Cuando sus ojos se abrieron

Cuando sus ojos se abrieron(103)

Capítulo 103:

«Mi hijo nunca ha vivido en un entorno tan duro desde que nació… ¡Nunca!

¿Qué tipo de karma es este? ¡Todo es culpa mía! ¿Por qué conseguí que Avery fuera su esposa? ¡Hay tantas mujeres, y sin embargo elegí a esta z%rra!»

En la habitación, la respiración de Elliot se estabilizó poco a poco. Avery alargó la mano y le tocó la frente. Aunque Elliot estaba húmedo, su temperatura era normal. Como temía que se despertara con sed por la noche, se levantó de la cama, se sirvió un vaso de agua y lo colocó en la mesa junto a él.

Cuando Avery se despertó a la mañana siguiente, Elliot no aparecía por ninguna parte. Cogió su teléfono y miró la hora.
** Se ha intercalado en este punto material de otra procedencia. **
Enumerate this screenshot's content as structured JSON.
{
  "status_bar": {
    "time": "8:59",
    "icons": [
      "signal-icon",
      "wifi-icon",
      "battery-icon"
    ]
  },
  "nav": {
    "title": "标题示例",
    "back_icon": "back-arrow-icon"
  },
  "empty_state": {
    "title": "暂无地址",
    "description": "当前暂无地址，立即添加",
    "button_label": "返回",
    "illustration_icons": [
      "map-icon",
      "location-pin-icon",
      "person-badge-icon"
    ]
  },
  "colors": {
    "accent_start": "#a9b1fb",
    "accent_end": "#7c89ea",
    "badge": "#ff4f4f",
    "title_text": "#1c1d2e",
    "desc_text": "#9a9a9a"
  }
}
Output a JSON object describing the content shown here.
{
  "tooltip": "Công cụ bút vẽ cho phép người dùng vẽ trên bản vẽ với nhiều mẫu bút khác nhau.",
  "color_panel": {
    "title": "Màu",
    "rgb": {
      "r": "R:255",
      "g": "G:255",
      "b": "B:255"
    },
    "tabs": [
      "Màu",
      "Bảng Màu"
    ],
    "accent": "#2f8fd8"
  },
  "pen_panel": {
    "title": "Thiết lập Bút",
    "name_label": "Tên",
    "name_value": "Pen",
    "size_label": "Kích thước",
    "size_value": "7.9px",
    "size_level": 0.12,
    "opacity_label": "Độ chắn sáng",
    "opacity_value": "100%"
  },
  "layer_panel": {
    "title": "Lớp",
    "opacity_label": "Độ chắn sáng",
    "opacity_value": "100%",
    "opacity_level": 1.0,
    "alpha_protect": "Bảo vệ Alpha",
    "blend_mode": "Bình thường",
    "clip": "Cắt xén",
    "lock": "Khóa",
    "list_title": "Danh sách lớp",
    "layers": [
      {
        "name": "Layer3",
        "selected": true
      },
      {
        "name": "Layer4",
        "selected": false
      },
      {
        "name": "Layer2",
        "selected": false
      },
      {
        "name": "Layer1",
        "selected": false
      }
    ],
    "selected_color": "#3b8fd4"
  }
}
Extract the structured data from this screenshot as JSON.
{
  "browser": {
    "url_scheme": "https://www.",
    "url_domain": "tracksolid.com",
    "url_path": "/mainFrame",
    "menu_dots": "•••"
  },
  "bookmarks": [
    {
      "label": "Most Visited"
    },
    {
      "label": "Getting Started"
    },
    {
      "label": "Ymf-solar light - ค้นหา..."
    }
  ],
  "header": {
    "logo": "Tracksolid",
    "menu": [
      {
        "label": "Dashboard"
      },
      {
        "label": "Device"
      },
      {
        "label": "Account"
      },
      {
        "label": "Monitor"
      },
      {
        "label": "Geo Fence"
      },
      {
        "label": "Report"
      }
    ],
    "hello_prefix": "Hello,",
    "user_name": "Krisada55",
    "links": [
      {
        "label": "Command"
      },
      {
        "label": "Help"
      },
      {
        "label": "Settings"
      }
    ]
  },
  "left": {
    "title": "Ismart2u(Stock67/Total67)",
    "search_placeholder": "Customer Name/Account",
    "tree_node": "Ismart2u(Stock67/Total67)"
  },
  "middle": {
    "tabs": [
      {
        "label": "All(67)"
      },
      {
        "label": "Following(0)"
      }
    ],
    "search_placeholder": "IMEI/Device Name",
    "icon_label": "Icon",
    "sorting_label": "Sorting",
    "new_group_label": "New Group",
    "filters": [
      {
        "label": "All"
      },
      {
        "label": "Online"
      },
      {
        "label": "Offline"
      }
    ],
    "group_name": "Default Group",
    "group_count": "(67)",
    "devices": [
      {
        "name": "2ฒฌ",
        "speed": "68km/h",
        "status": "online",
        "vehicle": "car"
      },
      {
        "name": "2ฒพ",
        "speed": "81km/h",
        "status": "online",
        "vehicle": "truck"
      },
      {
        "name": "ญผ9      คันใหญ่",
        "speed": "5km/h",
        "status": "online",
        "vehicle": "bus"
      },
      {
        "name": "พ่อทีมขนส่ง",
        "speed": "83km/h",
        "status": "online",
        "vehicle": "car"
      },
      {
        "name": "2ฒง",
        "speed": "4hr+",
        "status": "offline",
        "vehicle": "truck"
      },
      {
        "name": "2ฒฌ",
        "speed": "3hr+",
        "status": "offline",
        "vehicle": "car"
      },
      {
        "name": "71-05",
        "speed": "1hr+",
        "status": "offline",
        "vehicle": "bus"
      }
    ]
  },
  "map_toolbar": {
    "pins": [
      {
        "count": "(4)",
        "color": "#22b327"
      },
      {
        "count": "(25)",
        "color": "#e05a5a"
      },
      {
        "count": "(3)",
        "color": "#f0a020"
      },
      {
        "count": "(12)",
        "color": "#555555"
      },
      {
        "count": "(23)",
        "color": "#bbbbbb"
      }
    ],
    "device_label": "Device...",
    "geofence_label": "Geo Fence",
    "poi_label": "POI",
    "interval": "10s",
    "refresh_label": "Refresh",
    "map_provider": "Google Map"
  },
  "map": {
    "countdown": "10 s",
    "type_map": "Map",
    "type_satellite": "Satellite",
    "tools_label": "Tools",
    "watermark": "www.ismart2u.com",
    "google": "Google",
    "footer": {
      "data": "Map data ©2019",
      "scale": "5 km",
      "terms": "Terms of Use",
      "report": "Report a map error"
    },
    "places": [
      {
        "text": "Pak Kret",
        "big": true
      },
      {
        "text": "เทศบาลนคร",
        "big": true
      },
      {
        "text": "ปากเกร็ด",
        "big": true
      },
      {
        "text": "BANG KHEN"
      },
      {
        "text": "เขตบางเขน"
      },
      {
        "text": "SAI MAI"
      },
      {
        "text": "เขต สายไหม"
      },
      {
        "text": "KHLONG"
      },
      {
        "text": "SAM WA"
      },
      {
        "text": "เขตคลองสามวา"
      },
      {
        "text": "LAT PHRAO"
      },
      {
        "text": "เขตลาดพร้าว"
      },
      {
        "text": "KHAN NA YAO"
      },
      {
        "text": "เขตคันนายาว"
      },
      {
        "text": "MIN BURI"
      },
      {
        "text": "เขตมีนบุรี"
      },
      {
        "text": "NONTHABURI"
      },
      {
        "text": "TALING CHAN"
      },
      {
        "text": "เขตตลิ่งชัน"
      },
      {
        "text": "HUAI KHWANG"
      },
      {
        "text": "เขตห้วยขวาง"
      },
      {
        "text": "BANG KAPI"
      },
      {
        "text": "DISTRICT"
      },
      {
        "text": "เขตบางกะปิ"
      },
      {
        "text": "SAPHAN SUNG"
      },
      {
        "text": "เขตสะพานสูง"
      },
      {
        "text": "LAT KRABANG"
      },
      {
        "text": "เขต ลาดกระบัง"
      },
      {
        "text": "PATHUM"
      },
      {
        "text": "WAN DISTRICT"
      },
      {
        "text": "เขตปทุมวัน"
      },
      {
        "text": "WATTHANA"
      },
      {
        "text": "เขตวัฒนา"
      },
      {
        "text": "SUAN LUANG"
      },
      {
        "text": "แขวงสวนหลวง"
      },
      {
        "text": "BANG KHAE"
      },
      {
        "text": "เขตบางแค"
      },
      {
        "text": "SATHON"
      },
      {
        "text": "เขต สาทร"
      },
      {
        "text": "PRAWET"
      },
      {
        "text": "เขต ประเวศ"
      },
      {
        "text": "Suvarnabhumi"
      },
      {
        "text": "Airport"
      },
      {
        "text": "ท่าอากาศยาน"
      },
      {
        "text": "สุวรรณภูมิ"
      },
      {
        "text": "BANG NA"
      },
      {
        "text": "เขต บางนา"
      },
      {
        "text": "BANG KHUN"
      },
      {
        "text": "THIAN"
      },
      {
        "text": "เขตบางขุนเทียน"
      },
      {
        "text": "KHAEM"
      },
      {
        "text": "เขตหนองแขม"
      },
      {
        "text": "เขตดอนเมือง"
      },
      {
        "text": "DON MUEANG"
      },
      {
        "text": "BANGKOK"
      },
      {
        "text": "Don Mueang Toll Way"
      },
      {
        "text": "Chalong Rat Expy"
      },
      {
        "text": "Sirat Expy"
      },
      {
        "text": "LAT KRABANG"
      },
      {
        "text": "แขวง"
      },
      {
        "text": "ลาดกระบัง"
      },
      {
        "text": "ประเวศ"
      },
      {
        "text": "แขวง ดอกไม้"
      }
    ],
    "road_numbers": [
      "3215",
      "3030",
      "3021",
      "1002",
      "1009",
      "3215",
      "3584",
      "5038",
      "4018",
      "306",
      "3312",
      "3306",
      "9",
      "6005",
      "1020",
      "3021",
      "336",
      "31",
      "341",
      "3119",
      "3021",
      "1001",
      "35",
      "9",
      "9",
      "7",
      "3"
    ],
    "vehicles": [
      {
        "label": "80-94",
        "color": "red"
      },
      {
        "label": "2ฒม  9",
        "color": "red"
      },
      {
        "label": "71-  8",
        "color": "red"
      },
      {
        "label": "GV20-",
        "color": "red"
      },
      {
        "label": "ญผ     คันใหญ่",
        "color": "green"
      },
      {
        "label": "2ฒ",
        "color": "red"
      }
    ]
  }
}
Ya eran más de las ocho de la mañana.

Elliot le envió un mensaje poco después de las seis de la mañana.

[Me iré primero].

La mejilla de Avery se sonrojó al instante. Sólo era un mensaje de él, así que ¿Por qué se sentía acalorada? Entonces, encontró el mando a distancia y apagó la calefacción. Después de lavarse y salir de la habitación, Laura la llamó para desayunar.

«¿Cuál es la situación entre tú y él ahora?» Laura le pasó el desayuno y los utensilios.

«¿Qué situación?» Avery fingió no entender.

«No finjas estar desconcertada. ¿No quieres divorciarte de él? Creo que los dos no pueden estar separados». Laura se sentó frente a ella y la miró, añadiendo: «No quiere divorciarse de ti en absoluto, y parece que le gustas mucho».

Avery suspiró: «Mamá, ¿Y qué si le gusto? Mi valor no debería estar determinado por un hombre».

Laura se sintió impotente. «Pero no se divorciará de ti. ¿Qué vas a hacer?»

«Si realmente no puede funcionar. Me voy a estudiar al extranjero».

«¡Eso es genial!»

«Mamá, vamos a comer. La comida no sabrá bien si está fría».

Avery sintió que cada vez que respiraba se llenaba de su aroma. Después del desayuno, tuvo que ducharse.

Elliot salió del baño envuelto en una toalla. Se dirigió a su armario y se cambió de ropa antes de dirigirse al comedor para desayunar.

La Señora Cooper se quedó un poco extrañada cuando se dio cuenta de que llevaba menos ropa. «Señor Elliot, ¿No tiene frío?»

«No tengo frío, y hoy me siento mejor».

«¡Qué bien! El médico vendrá más tarde. Deja que te examine».

«No es necesario. Iré a la empresa más tarde».

Las palabras de Elliot sorprendieron a la Señora Cooper. Antes de que visitara a Avery ayer, tenía un aspecto demacrado y enfermo, pero hoy parecía completamente normal. ¿Acaso tomar toda esa medicación no era tan eficaz como pasar el día con Avery?

Cuando Elliot se presentó en la empresa, varios ejecutivos no pudieron evitar seguirle hasta su despacho.

«Señor Foster, ¿Está totalmente recuperado? ¿No fue bastante grave?»

«¡Bla, bla, bla! El Señor Foster sólo tenía un resfriado y fiebre. ¿Qué gravedad puede tener? Como está aquí en la empresa, significa que está casi curado».

«¡Eso es! Señor Foster, si se siente incómodo, puede volver a descansar en cualquier momento. Le enviaremos un correo electrónico si hay algo urgente en la empresa. Puede trabajar desde casa».

Elliot ignoró su preocupación y se volvió hacia Chad. «Que venga Chelsea».

Chad llamó inmediatamente a Chelsea y los demás se retiraron prudentemente.

«Elliot, ¿Por qué has venido a trabajar de repente? ¿El médico te ha permitido venir a trabajar?» Chelsea se preocupó al ver que tenía mal aspecto.

«Chelsea, se acerca el cumpleaños de tu padre, ¿verdad?».

La sorpresa brilló en los ojos de Chelsea y respondió: «Sí, es este fin de semana. No te lo dije porque estabas enferma».

Elliot dijo: «Estaré allí».

Chelsea sonrió, y su corazón se llenó de alegría. «¡Muy bien! ¡Me preocupaba que no fueras! Mi padre seguro que se alegrará de verte».

«Chelsea, tengo una esposa. Voy a la fiesta de cumpleaños de tu padre porque tu hermano ha invitado a mi mujer», explicó Elliot, destruyendo todas sus fantasías.